[FOM] Axiomatic Syntax

Harvey Friedman friedman at math.ohio-state.edu
Mon Sep 1 18:49:34 EDT 2003

Reply to Heck.

On 9/1/03 4:08 PM, "Richard Heck" <heck at fas.harvard.edu> wrote:

Friedman wrote:
>> SELF REFERENCE LEMMA. Let phi(x) be a formula of PA with only the free
>> variable x. There exists a closed term t such that the godel number of the
>> sentence phi(t) IS the correct value of t.
>> It is compelling to say that: The sentence phi(t) asserts that the property
>> phi holds of the sentence itself.
Heck wrote:

> How compelling it is to say this will depend a little bit upon one's
> purposes. I'll say a further word about this matter shortly.

Friedman wrote:
>> This Lemma works for PA formulated with primitive recursive function symbols.
Heck wrote:

> It is worth emphasizing this point: The lemma mentioned works /only/ for
> a version of PA that has some additional function symbols for primitive
> recursive functions.

It might be interesting to investigate just what function symbols are needed
for this self reference lemma. In particular, I have never seen proofs that
various natural collections of functions are insufficient for this. Of
course, formulating this investigation in a robust way is a challenge, since
it is dependent on Godel numberings - the very issue that is the main point
of my posting on Axiomatic Syntax.

As a related warmup investigation of independent interest, one could try to
prove that there is no arithmetization of syntax that is given by "natural
mathematical functions". I.e., numerical functions of the kind that come up
in mathematics. 
Heck suggests that in the Self Reference lemma above, the self reference is
not entirely DIRECT self reference, as the sentence phi(t) is not referred
to by t explicitly, but rather implicitly.

I would put it this way: In order to have direct self reference, one would
want, e.g., a nonnegative integer n such that

the Godel number of phi(n*) is n

where n* is the term 1+1+1+...+1, n times. Or perhaps some other standard
canonical name for n such as its base 10 representation. The latter would be
supported by having base 10 exponentiation available as a primitive in PA.

Now obviously we are not going to be able to find n such that

the Godel number of phi(n*) is n

under any natural Godel numbering, because under any natural Godel
numbering, the Godel number of a sentence is always at least as large as the
number of symbols. 

However, presumably one can prove the following result: (I don't have the
time now to think about it right now).

THEOREM(?) There is no natural Godel numbering such that the following is
true. Let phi(x) be a formula of PA with only the free variable x. Then
there exists n such that the Godel number of phi(n*) is n, where n* is the
base 10 representation of n.

Heck brings up a well known example of Russell involving the poet Scott and
"author of Waverly". Russell makes a distinction between

1. the author of Waverly.

2. Sir Walter Scott.

In modern mathematical logic terms, one considers 1 to be a denoting term.
One considers 2 to be not only a denoting term, but a denoting term in

The idea is that DIRECT self reference can only be accomplished through the
use of terms in NORMAL FORM. Thus in the self reference lemma quoted above,
one is using denoting terms, but not a term in NORMAL FORM. The THEOREM(?)
suggests that one cannot use terms in the usual NORMAL FORMS.

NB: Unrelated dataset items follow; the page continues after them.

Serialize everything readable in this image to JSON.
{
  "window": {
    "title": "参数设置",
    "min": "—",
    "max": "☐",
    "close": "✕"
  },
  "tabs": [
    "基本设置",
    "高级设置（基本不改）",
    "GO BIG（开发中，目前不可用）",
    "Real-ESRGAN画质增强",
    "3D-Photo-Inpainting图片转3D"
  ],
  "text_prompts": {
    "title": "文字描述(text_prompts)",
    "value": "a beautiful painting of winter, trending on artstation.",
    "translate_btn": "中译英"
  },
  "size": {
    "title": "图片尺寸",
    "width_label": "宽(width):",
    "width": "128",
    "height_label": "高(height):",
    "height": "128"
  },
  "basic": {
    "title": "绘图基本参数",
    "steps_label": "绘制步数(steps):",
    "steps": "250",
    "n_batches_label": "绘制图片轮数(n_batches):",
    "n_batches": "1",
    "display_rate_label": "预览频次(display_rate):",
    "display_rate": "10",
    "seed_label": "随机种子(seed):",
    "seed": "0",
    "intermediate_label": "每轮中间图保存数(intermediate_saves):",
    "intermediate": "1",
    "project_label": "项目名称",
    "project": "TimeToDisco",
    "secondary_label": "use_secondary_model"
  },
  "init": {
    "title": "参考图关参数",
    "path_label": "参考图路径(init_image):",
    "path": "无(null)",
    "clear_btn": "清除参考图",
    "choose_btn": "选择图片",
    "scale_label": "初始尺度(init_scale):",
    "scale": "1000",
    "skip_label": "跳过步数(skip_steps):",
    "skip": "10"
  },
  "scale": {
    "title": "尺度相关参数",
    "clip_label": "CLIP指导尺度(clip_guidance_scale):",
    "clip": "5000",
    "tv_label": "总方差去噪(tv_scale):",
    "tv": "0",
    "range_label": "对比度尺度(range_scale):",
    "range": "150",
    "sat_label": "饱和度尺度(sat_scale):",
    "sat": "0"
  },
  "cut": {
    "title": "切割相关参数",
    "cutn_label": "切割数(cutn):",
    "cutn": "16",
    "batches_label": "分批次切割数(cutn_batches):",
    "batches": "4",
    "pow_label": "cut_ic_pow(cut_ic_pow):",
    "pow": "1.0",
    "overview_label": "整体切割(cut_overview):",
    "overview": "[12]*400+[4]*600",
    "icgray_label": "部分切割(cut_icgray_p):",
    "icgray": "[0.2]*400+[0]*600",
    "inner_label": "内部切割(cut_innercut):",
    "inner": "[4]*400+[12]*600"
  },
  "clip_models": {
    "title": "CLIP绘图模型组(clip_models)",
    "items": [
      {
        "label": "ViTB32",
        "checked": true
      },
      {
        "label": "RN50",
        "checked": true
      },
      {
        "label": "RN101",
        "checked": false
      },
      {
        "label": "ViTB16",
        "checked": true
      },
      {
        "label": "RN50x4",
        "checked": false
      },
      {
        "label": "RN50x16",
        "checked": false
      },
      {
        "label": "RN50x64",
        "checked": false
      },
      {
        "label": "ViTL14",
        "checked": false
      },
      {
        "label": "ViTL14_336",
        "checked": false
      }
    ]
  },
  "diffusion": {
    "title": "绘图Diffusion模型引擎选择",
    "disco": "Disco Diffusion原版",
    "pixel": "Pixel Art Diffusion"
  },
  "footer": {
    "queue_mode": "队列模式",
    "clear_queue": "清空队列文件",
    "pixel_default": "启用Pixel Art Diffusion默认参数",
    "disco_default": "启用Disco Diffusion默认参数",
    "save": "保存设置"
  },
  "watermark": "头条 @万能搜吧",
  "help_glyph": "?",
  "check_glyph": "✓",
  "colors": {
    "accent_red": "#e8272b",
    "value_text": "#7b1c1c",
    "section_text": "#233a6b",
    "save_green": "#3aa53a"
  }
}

Before going on further, let me emphasize this.

WARNING. All of these issues surrounding "honest self reference", etc., are
COMPLETELY IRRELEVANT for Godel's theorems. This stuff is ONLY USED AS
LEMMAS in order to facilitate the proof of Godel's theorems.

NEVERTHELESS. It is of intrinsic interest.

Heck now makes a perceptive DISANALOGY between the Russell case and the
above self reference lemma. Namely, although the closed term t is not in
normal form, it is much closer to being in normal form than is "the author
of Waverly". One can cast this relative "closeness" in terms of necessity or
a preexisting algorithm for conversion to normal form or provable equality
with the normal form, etcetera, which one does not prima facie have at all
in the case of "the author of Waverly".

Heck suggests the problem "what is one to make of this disanalogy?"

Of course, one thing to make of this disanalogy is to upgrade the status of
the above self reference lemma as some sort of legitimate self reference.

In any case, a research project suggested by these considerations is to

I have discussed this already on the FOM with the use of nested quote signs.
However, I sensed a difficulty with this. In fact, even if one wants to
simply be allowed to refer to any particular sentence in the language,
without any direct self reference, but with only direct reference, one has
to be careful about ambiguities.

Computer science oriented people came into the discussion to say that all of
this has been done perfectly well by programming methodology people. My
instincts were to question that this was done in a way that philosophers
would accept. I never went into this in detail.

Certainly the Kripke stuff is normally couched simply in terms of Godel
numberings and does not seek to do self reference directly.